The promise of quantum computing, i.e. computing with the weird quantum effects associated with individual atoms, is a world in which calculations that are basically impossible on a conventional computer are accomplished in milliseconds. Today's ultra-secure cryptographic codes, for example, could theoretically fall to a quantum computer faster than you can say "I just pwned the world's entire financial system." So it's a big deal that in October Lockheed Martin paid $10 million to a company called D-Wave for a "128 qubit" quantum computer.

It's possibly an even bigger deal that D-Wave has revealed some of the inner workings of that device in a new paper describing calculations accomplished in a slightly less impressive 84 qubit computer.

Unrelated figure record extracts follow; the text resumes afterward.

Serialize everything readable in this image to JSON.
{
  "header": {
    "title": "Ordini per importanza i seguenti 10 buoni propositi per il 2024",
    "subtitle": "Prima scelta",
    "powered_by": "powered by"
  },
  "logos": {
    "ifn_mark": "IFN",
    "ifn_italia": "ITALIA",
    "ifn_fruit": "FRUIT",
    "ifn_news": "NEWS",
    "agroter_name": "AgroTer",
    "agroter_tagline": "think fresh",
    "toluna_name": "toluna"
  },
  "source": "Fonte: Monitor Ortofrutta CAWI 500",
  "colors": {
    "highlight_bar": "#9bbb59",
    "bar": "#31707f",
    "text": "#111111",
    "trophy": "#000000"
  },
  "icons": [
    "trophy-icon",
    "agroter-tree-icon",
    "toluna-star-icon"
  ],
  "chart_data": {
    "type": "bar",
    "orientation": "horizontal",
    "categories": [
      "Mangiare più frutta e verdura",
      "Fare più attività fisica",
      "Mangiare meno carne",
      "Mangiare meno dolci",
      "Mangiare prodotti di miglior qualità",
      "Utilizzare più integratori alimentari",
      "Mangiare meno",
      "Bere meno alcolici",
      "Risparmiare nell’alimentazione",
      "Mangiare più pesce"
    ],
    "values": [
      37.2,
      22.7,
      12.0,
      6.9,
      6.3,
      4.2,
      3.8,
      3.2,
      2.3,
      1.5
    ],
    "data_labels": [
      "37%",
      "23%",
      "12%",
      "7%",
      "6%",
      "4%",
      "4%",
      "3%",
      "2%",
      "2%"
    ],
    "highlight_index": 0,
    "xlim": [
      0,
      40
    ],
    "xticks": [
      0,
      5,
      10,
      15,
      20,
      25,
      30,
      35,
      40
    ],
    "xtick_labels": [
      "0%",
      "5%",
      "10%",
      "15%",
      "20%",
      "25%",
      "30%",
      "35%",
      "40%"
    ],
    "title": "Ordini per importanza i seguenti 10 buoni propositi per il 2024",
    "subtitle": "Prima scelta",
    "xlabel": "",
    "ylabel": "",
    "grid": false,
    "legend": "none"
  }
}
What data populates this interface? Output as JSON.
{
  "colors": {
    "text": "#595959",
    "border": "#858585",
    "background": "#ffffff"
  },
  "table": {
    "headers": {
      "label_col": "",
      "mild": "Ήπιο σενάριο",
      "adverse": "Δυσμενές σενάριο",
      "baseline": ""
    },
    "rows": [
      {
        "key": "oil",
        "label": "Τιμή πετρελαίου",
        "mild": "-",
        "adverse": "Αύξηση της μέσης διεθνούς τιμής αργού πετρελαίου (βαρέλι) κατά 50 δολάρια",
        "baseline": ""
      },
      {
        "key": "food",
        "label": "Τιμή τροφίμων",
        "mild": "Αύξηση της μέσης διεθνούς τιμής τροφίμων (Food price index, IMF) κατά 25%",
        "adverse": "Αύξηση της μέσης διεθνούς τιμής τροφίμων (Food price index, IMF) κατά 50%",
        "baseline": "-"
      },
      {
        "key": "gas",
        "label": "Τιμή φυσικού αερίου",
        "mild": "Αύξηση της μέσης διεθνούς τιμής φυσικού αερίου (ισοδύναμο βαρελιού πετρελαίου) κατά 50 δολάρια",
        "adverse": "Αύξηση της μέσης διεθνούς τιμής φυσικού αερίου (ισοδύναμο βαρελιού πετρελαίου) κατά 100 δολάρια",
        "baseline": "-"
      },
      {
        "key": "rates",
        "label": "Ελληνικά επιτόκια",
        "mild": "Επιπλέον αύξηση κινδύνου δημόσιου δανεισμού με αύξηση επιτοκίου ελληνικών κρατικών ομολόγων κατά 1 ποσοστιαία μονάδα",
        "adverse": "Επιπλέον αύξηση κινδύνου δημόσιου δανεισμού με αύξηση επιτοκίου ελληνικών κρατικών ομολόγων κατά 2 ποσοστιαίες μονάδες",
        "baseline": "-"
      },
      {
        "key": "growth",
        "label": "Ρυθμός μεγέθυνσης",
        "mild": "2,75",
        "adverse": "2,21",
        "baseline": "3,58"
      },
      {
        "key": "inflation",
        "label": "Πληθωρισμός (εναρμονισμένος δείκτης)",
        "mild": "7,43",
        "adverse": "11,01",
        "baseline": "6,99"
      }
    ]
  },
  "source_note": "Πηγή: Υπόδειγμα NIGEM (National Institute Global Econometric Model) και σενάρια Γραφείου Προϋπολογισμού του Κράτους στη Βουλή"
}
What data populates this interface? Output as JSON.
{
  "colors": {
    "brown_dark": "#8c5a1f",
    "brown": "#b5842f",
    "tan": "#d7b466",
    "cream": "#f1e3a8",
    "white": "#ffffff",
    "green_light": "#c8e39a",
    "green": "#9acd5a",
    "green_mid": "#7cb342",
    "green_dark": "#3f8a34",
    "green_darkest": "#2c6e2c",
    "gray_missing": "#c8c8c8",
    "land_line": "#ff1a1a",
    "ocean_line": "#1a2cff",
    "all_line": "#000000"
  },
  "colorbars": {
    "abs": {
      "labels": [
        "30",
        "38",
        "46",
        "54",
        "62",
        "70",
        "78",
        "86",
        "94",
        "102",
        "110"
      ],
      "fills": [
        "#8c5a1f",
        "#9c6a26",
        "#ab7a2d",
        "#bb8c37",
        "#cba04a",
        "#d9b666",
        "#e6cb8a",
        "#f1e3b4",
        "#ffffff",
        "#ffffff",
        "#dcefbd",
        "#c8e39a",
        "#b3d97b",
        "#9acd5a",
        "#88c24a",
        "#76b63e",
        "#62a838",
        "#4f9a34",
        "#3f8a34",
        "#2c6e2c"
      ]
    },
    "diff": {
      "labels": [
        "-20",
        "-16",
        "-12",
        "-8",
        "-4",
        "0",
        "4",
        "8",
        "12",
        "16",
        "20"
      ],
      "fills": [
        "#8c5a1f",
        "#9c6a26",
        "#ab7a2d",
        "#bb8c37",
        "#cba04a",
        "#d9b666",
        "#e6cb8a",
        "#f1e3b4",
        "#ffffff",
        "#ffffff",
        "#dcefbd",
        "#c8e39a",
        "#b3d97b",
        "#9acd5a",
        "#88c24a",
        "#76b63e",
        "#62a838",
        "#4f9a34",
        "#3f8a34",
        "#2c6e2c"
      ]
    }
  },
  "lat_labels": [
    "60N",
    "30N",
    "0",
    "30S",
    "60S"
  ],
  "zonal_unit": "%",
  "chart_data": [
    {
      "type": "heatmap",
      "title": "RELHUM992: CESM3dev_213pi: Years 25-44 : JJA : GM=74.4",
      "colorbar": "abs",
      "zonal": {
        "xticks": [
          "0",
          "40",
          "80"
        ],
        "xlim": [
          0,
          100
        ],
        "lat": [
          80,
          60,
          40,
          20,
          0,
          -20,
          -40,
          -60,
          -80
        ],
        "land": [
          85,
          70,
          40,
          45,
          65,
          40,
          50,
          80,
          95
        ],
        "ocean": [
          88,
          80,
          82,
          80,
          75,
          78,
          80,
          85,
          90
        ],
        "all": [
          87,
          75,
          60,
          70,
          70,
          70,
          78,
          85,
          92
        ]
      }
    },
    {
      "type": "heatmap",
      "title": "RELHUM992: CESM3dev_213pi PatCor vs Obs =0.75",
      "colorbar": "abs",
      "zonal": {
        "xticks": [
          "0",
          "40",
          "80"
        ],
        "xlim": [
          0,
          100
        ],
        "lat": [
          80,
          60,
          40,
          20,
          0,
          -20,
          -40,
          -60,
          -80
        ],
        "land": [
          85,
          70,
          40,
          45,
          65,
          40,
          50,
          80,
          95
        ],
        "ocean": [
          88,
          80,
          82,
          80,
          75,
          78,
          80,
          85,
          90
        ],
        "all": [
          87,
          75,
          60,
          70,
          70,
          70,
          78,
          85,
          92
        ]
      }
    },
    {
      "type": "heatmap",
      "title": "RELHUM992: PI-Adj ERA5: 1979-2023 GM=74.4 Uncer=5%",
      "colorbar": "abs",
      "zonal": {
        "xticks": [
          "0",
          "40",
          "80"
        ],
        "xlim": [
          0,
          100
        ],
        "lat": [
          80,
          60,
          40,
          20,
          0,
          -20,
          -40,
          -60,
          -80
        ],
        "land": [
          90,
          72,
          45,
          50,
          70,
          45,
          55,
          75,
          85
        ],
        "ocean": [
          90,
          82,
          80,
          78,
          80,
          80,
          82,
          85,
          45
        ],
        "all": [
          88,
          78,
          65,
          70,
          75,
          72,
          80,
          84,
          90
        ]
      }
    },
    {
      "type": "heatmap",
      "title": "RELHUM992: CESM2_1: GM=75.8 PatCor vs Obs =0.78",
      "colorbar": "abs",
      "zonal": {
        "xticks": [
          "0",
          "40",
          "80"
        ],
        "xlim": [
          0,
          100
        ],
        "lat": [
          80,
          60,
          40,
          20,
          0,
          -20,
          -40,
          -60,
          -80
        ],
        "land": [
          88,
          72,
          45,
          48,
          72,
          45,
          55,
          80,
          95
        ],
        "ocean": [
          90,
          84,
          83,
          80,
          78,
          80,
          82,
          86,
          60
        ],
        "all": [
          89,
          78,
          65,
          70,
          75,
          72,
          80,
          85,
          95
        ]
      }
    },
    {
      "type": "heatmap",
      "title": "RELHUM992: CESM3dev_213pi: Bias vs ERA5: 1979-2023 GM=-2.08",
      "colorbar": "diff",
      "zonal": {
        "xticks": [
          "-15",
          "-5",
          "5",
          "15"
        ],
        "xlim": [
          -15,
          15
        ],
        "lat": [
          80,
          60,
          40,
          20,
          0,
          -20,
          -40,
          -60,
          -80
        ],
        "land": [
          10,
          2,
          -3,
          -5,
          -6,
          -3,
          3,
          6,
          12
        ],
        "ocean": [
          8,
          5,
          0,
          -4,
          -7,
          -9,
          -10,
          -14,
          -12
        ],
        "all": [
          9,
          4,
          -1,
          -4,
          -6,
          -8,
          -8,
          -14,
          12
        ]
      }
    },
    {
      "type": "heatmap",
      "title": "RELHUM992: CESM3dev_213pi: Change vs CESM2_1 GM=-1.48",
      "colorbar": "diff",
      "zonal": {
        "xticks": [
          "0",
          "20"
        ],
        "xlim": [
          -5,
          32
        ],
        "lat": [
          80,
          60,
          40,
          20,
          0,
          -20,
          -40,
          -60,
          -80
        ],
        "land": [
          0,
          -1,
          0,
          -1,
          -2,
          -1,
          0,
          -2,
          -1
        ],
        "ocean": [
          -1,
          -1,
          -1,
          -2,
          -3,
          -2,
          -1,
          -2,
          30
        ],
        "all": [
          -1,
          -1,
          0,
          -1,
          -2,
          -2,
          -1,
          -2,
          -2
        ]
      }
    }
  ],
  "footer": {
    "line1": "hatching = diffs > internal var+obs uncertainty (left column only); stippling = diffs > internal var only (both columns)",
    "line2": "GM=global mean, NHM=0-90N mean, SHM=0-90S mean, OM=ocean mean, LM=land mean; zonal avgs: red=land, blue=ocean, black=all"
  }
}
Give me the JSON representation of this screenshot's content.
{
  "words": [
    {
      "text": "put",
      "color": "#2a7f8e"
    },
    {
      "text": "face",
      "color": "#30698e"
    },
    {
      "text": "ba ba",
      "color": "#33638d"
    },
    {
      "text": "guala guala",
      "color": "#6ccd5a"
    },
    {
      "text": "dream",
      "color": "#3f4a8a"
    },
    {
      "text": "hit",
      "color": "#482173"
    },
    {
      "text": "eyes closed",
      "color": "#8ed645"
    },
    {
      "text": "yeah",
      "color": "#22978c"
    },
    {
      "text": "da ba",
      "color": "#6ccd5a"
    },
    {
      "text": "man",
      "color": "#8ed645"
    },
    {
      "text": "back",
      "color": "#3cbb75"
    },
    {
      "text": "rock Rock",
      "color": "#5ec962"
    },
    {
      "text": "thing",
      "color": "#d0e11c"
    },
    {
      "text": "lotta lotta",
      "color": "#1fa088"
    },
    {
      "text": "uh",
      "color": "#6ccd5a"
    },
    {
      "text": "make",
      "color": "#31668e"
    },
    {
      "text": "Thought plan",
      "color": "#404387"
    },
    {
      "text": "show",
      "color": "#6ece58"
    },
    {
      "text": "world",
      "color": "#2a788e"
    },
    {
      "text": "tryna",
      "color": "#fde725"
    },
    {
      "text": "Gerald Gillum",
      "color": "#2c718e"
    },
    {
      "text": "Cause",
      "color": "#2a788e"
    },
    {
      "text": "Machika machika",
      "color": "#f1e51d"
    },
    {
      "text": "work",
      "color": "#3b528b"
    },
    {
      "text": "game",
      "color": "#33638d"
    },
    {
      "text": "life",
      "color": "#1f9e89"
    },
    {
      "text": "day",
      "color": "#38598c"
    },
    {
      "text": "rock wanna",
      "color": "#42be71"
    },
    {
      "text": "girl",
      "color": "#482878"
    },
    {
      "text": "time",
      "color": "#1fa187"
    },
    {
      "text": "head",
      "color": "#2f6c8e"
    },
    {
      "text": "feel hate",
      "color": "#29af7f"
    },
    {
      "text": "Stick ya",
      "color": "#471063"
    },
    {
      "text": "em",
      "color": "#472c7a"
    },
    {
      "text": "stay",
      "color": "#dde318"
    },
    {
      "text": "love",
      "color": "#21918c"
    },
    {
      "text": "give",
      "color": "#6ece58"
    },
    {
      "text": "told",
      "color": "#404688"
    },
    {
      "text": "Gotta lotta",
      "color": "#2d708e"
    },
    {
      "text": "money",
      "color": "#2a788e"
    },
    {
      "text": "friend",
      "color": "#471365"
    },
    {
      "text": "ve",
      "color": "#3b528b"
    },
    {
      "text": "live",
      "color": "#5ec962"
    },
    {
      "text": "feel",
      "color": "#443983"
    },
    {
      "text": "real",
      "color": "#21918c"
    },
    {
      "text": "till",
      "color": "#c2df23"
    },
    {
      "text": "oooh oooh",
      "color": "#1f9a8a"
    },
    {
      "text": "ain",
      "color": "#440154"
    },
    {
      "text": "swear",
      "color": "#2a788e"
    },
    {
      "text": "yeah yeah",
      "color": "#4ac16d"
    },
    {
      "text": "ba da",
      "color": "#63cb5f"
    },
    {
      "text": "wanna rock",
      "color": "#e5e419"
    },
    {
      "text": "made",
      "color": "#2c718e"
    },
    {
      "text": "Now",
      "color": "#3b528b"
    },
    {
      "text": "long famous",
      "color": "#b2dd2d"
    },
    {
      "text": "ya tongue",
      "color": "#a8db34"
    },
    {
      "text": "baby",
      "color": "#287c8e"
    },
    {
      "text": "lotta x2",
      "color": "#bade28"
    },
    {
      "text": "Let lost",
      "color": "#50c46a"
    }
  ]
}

The company says its papers are about 2 years behind the products its has running in the lab. D-Wave claims to have created a sort-of-kind-of secret quantum computer that no one outside the company has access to, yet.

This new chip, which no one has ever seen, much less tested, is a 512 qubit chip, and company CTO Geordie Rose says it's 1,000 times faster than the 128 qubit chip that the company sold to Lockheed Martin.

Experts in the field of quantum computing remain skeptical of D-Wave's claims to have created a "true" quantum computer. (Experts in the field also seem to be unable to agree on what constitutes a true quantum computer.) That hasn't stopped D-Wave, Lockheed Martin and the University of Southern California in Marina Del Rey from creating a quantum computing research facility.

Is it all a ruse to garner yet more funding? (They're all the way up to their fifth round of funding.) Or will D-Wave's ultra-fast 512 qubit computer finally do something notable. Odds are we won't know until it's been used to crack the security on and then take over the world's telecommunications, banking and defense systems.